Search code examples
pywikibot

How to detect maxlag exception in pywikibot


I am developing a Wikipedia bot to analyze editing contributions. Unfortunately, it takes hours to complete a single run and during that time Wikipedia's database replication delay—at some point during the run—is sure to exceed 5 seconds (the default maxlag value). The recommendation in the API's maxlag parameter is to detect the lag error, pause for X seconds and retry.

But all I am doing is reading contributions with:

usrpg = pywikibot.Page(site, 'User:' + username)
usr = pywikibot.User(usrpg)
for contrib in usr.contributions(total=max_per_user_contribs):
    # (analyzes contrib here)

How to detect the error and resume it? This is the error:

WARNING: API error maxlag: Waiting for 10.64.32.21: 7.1454429626465 seconds lagged
Traceback (most recent call last):
  File ".../bot/core/pwb.py", line 256, in <module>
    if not main():
  File ".../bot/core/pwb.py", line 250, in main
    run_python_file(filename, [filename] + args, argvu, file_package)
  File ".../bot/core/pwb.py", line 121, in run_python_file
    main_mod.__dict__)
  File "analyze_activity.py", line 230, in <module>
    attrs = usr.getprops()
  File ".../bot/core/pywikibot/page.py", line 2913, in getprops
    self._userprops = list(self.site.users([self.username, ]))[0]
  File ".../bot/core/pywikibot/data/api.py", line 2739, in __iter__
    self.data = self.request.submit()
  File ".../bot/core/pywikibot/data/api.py", line 2183, in submit
    raise APIError(**result['error'])
pywikibot.data.api.APIError: maxlag: Waiting for 10.64.32.21:
    7.1454 seconds lagged [help:See https://en.wikipedia.org/w/api.php for API usage]
<class 'pywikibot.data.api.APIError'>
CRITICAL: Closing network session.

It occurs to me to catch the exception thrown in that line of code:

 raise APIError(**result['error'])

But then restarting the contributions for the user seems terribly inefficient. Some users have 400,000 edits, so rerunning that from the beginning is a lot of backsliding.

I have googled for examples of doing this (detecting the error and retrying) but I found nothing useful.


Solution

  • Converting the previous conversation in comments into an answer.

    One possible method to resolve this is to try/catch the error and redo the piece of code which caused the error.
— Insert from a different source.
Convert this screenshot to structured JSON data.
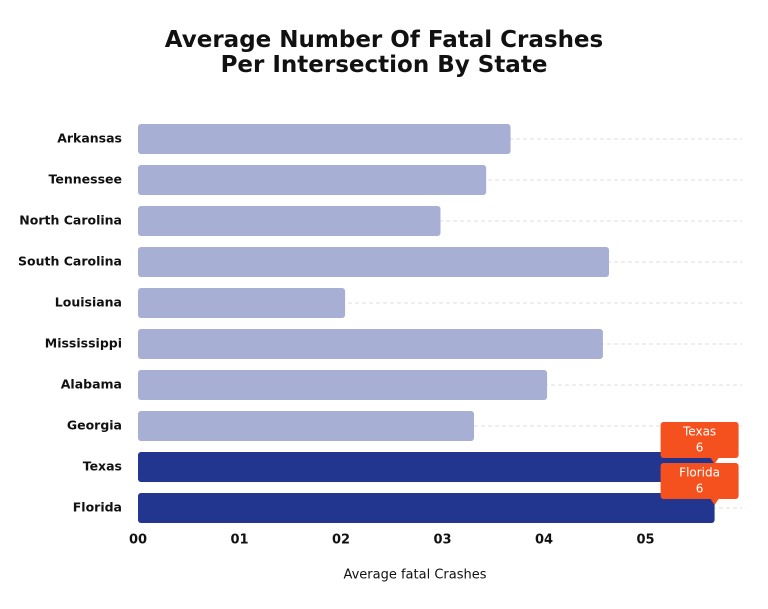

    But, pywikibot already does this internally for us ! Pywikibot, by default tries to retry every failed API call 2 times if you're using the default user-config.py it generates. I found that increasing the following configs does the trick in my case:

    • maxlag = 20
    • retry_wait = 20
    • max_retries = 8

    The maxlag is the parameter recommended to increase according to the documentation of Maxlag parameter, especially if you're doing a large number of writes in a short span of time. But, the retry_wait and max_retries configs are useful in case someone else is writing a lot (As is my case: My scripts just read from wiki).